Performance analysis of conventional and emerging interconnects for low power applications using CMOS and CNFET

Abstract

High resistivity of copper interconnect is bringing on expansive defer and power utilization in the Integrated Circuit at global interconnect length. In this paper we have analyzed the performance of Copper and Carbon Nanotube (CNT) interconnects. CMOS and CNFET device technology is incorporated with Copper (Cu), Single-walled CNT (SWCNT), Multi-Walled CNT (MWCNT), and Mixed CNT Bundle (MCB) interconnect to calculate the propagation delay and Power Delay Product (PDP) of circuit at 32nm technology node. Simulation is done using Driver Interconnect Load (DIL) system in HSPICE. We have found that utilizing CNFET driver, for Intermediate level interconnects, MCB shows 5.5× and 12.9× reduction in propagation delay over copper and SWCNT. Likewise for Global level, Reduction in propagation delay is by 6.6× and 11.1× of MCB over Cu and SWCNT interconnect respectively.
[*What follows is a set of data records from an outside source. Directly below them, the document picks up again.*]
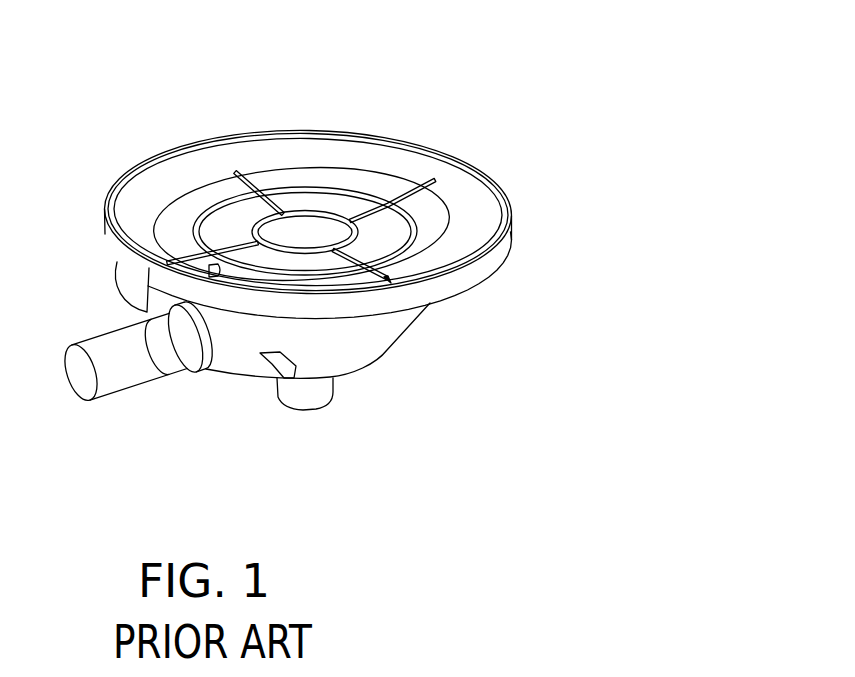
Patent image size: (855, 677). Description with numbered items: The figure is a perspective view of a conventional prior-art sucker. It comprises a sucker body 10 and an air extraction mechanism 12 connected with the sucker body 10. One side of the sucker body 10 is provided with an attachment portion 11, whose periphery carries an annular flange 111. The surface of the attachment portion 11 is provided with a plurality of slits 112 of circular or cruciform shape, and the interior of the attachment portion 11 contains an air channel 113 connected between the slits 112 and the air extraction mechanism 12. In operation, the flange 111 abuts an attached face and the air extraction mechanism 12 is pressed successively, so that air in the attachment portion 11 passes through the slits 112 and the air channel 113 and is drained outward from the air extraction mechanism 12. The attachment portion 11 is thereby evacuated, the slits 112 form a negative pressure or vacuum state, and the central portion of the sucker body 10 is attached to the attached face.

The sucker body 10 is at (447, 123).
The attachment portion 11 is at (333, 160).
The annular flange 111 is at (507, 222).
The slits 112 is at (247, 170).
The air channel 113 is at (214, 283).
The air extraction mechanism 12 is at (177, 352).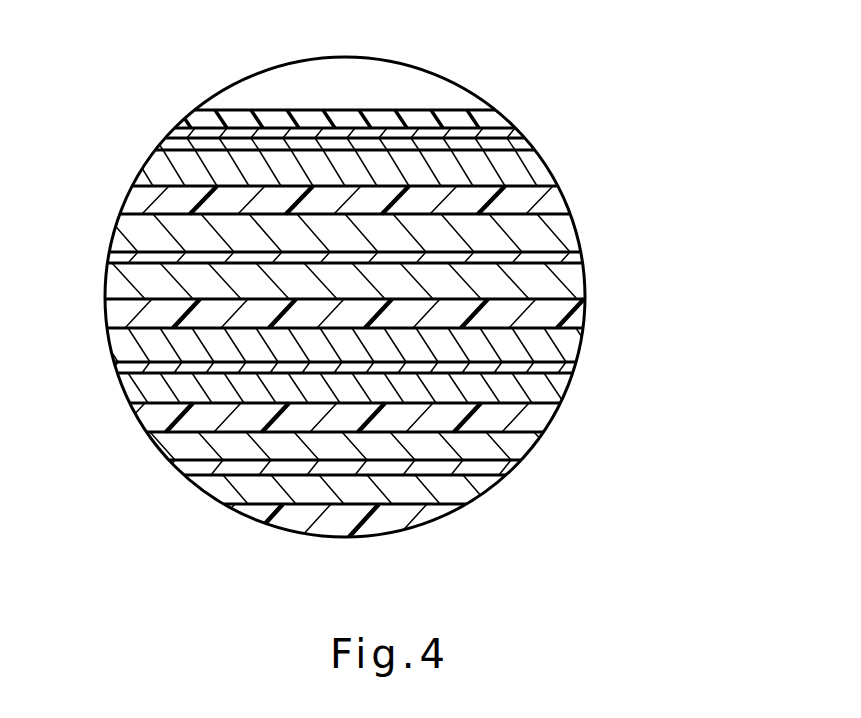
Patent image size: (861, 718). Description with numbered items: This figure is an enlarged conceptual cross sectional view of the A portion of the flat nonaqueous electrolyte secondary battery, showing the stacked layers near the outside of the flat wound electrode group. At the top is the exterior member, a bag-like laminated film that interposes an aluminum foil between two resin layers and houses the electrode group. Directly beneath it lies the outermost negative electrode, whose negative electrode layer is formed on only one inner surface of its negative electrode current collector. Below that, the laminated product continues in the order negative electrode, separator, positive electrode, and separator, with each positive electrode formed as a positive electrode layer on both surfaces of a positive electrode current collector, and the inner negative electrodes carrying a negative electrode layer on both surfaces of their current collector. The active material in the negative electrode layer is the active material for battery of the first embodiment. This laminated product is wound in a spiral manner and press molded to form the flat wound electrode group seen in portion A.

Utilizing CNFET driver, copper shows 5.8×, MWCNT shows 9.8× and MCB shows 8× reduction in PDP at local (1µm) interconnect level when compared with copper, MWCNT and MCB interconnects incorporated to CMOS driver. From the simulation results we can conclude that if we utilize CMOS technology, SWCNT is well appropriate for local level interconnect whereas MWCNT and MCB are best reasonable for intermediate and global interconnect however if we utilize CNFET driver, MCB and MWCNT are appropriate for all level of interconnects compared to copper interconnect technology.